I read through a few parent blogs the other day and came across a post entitled "When Your Child With a Disability Isn't a Superstar." I love this post by Ellen Stumbo for her honesty about how we as parents can sometimes make our children and their achievements all about us. It reminds me of the joke about wearing clean underwear if you get into an accident because it would reflect poorly on your mother. As parents of children with special needs, we learn some things that other parents might not ever grasp. It isn't about us!
In response to Ellen, I want to say, I am the parent of an over-achieving child, and I have had to learn the very same lesson, but in a different way.
In 1992 our son Kyle was born two months premature. After a month in the NICU, we took him home, and over the next few years of doctors and therapy came the diagnosis of cerebral palsy. Over the first eighteen years would be countless therapy sessions, over a dozen surgeries, botox injections, and other procedures to ensure the best possible outcome for him physically.
Very early, it became clear that despite his many issues, his speech was not one of them. Because his life revolved around therapy and doctors instead of his peers, he developed a very adult speaking manner. This fascinated adults who met him and resulted in him interviewed for local news stories. He had a knack for getting in front of a camera. At seven, he was interviewed by Dr. James Dobson on the Focus on the Family nationally syndicated radio program. At thirteen, Kyle was featured in The Truth Project video series with Dr. Del Tackett. These resulted in other follow-up interviews and recordings.
Through all, Kyle maintained a 4.0+ grade average in high school, which lead to a scholarship to do his undergrad, then his masters, and now is in the fourth year of his Ph.D. at an ivy league school.
Maybe unlike Ellen, people want to say to my wife and me that we did a great job, but I want to tell you it has nothing to do with us. Our son has been his own driving force since he was very young, and most of the time, I have felt like I am holding on to the tail of a fast-running horse, barely able to keep hold.
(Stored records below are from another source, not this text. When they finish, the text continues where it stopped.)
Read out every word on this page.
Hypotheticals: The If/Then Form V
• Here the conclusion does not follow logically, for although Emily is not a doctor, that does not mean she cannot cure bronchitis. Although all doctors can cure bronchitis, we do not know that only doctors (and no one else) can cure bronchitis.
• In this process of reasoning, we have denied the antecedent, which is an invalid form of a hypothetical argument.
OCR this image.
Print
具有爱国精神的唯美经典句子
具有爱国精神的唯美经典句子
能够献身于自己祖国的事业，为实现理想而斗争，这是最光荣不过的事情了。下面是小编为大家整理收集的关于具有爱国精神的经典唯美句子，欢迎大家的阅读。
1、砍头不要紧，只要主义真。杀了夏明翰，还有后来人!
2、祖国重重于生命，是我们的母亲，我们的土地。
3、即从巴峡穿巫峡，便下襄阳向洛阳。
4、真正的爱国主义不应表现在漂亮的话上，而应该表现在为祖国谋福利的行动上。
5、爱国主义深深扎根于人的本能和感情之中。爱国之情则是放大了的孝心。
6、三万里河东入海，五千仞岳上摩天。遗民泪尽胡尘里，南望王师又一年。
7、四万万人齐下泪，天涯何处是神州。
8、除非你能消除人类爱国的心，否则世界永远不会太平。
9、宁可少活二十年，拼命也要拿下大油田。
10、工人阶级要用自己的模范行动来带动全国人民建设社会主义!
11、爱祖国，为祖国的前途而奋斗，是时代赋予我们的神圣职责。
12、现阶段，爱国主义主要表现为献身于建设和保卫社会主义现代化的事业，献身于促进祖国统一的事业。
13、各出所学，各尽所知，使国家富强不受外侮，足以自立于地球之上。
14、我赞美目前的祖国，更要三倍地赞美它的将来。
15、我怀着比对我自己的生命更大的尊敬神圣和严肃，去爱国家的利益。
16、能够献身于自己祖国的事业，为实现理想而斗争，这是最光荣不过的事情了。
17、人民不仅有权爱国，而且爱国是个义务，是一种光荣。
Our son wanted to be involved in speech and debate, so we figured out how to get him there and stayed to make sure he could compete. When he asked to go to church camps, we volunteered to be leaders or made sure someone was watching out for him.
When he went off to college on the east coast, all we could do was worry and pray. I have woken scared that I had made a mistake, thinking I should have kept my son at home. I had thoughts of having to drive or fly across the country to save him from some catastrophe. When he has called and told us of trips to Turkey or Greece, I have felt my heart in my throat.
How many of us can make our children what we want them to be? Or can we protect them from everything? We have had to let go of what we want, or even the safety that makes us comfortable. What we have had to realize is that our son is becoming who God wants him to be. The best thing we have done is to get out of the way. We can only do our best to set him up for success and trust God for the rest.